Once you have created an Externally Managed Wallet, you can use it to interact with the relayer. When using an Externally Managed Wallet, you should instantiate an ExternalConfig object instead of a Config object and pass it as the first parameter actions. Otherwise, usage is the same as described in the Wallet Actions page.

Key Rotation

Key rotation is an optional but recommended security practice that involves updating your wallet's cryptographic keys. While not required, failing to rotate keys may leak some privacy over time as the same key is reused across multiple operations. When using the default internally managed wallet, the SDK automatically rotates keys after each wallet update. For externally managed wallets, you'll need to handle key rotation manually.

Implementation

Keys can be rotated during any wallet update operation by providing a new public key.
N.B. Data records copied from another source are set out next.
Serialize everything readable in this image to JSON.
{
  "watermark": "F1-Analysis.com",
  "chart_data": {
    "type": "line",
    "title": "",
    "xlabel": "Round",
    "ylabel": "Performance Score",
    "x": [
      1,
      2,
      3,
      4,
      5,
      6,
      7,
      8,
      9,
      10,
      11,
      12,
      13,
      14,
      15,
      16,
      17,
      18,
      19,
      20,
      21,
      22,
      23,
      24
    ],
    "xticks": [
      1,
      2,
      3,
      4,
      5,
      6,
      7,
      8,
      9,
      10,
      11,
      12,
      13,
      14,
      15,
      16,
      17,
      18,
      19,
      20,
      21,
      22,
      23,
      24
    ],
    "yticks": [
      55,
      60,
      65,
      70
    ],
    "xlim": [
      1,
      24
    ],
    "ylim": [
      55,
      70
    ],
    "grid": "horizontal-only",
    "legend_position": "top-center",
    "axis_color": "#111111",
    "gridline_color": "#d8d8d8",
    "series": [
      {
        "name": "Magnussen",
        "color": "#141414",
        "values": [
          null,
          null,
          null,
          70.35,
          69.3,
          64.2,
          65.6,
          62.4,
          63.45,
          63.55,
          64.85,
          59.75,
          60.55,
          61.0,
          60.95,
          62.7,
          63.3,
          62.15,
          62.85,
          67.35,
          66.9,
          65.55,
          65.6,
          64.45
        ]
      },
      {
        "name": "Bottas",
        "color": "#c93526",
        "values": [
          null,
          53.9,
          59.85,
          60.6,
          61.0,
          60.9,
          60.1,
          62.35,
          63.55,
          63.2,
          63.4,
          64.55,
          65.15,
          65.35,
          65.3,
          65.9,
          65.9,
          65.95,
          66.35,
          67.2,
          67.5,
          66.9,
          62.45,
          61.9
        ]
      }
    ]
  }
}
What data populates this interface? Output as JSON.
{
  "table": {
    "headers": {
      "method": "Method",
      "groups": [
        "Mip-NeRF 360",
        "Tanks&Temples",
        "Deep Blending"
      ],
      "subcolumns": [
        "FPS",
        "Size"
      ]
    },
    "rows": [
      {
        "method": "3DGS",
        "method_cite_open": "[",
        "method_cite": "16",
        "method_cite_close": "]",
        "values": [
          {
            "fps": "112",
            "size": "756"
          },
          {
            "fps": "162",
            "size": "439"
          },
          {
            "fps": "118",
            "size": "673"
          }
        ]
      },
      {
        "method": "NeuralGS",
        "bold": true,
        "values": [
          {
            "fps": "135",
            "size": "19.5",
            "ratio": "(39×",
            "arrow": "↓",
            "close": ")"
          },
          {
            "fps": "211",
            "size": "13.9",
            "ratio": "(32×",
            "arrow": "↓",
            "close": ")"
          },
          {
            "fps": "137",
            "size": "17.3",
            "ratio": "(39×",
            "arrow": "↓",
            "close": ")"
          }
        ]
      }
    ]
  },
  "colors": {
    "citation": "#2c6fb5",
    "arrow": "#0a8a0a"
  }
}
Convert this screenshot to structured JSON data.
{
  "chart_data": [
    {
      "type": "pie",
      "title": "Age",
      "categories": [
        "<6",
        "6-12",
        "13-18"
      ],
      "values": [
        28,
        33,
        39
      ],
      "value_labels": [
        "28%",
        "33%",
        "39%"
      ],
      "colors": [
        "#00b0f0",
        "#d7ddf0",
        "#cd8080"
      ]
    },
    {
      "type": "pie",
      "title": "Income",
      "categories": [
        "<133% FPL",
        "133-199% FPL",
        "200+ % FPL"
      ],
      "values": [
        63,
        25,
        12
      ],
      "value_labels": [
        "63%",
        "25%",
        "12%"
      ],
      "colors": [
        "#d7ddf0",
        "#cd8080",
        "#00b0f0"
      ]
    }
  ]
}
Your connected relayer will:

1. Verify the new public key is valid
2. Update the wallet's keychain
3. Use the new key for future operations

Example

// Generate new signing keypair
const newSigningKey = generateNewSigningKey(); // Your key generation logic
const newPublicKey = derivePublicKey(newSigningKey);

// Execute operation with key rotation
const { taskId } = await deposit(config, {
  // Key rotation parameter
  newPublicKey: newPublicKey,
  
  // Normal deposit parameters
  fromAddr: account.address,
  mint: token.address,
  amount: depositAmount,
  permitNonce: nonce,
  permitDeadline: deadline,
  permit: signature,
});

// Update config with new public key
config.setPublicKey(newPublicKey);

info

Key rotation is supported in all wallet update operations including deposits, withdrawals, and order placement.